Social Laws for MAS The tutorial gives an overview of the state-of-the-art in the use of social laws for coordinating multi-agent systems. It discusses questions such as: how can a social law that ensures some particular global behaviour be automatically constructed? If two social laws achieve the same objective, which one should we use? How can we construct a social law that works even if some agents do not comply? Which agents are most important for a social law to achieve its objective? It turns out that to answer questions like these, we can apply a suit of tools available from the interdisciplinary tool chest of multi-agent systems. The tutorial also gives instruction in research practices and methodology in multi-agent systems: what are key research questions of interest, and what are some of the most important methods employed in this interdisciplinary field?
Agent-Mediated Electronic Negotiation
This tutorial aims to give a broad overview of state of the art in agent-mediated negotiation. The tutorial will focus on the game-theoretic foundations of electronic negotiations. We review the main concepts from both cooperative and competitive bargaining theory, such as Pareto optimality, the Pareto-efficient frontier as well as utilitarian, Nash and Kalai-Smorodinsky (egalitarian) solution concepts. We discuss and compare games with complete and with incomplete information. Next, we exemplify these concepts through some well-known sequential bargaining games, such as the ultimatum game.
A particular emphasis will be placed on multi-issue (or multi-attribute) negotiation - a research area that has received significant attention in recent years from the multi-agent community. We discuss some of the challenges that arise in modeling negotiations over multiple issues, especially when no information (or only incomplete information) is available about the preferences of the negotiation partner(s), as well as some of the heuristics employed in AI and machine learning research to solve this problem. The second part of the tutorial focuses on multi-issue negotiations which may have realistic limitations like time-constraints, computational tractablility, private information issues, online negotiations, etc.
Multi-Agent Reinforcement Learning I: Algorithms and Analysis Methods
Participants will be taught the basics of single-agent reinforcement learning (RL) and the associated theoretical convergence guarantees, related to Markov Decision Processes (MDP).
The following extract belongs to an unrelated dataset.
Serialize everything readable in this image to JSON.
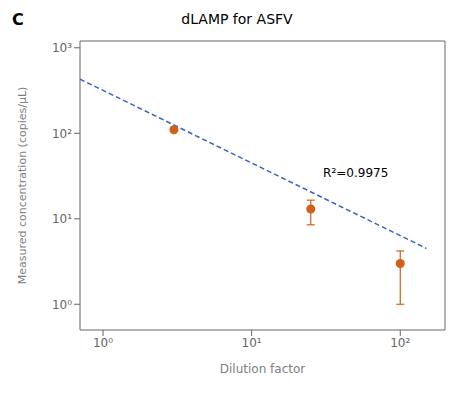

We will then outline how these guarantees are lost in a setting where multiple agents learn and introduce a framework, based on game theory and evolutionary game theory (EGT), that allows thorough analysis and prediction of the dynamics of multi-agent learning. We also discuss a fundamental question that designers of multi-agent learning algorithms are confronted with, i.e., what is it we want the agents to learn?
Fairness is shown to be an important consideration here, especially in case systems are designed to collaborate with human agents. Finally, the last part of the tutorial will focus on reward-free multi-agent scenarios, in which the agents learn a task by observing other agents perform it. We introduce several social learning mechanisms that have been gathering increasing attention and that may lead to different outcomes than individual RL.
The tutorial is offered in two half-day parts. Participants can register for each separate part (at the cost of a half-day tutorial), or for both parts (at the cost of a full-day tutorial).
Multi-Agent Reinforcement Learning II: Learning with and from Other Agents See T7 above.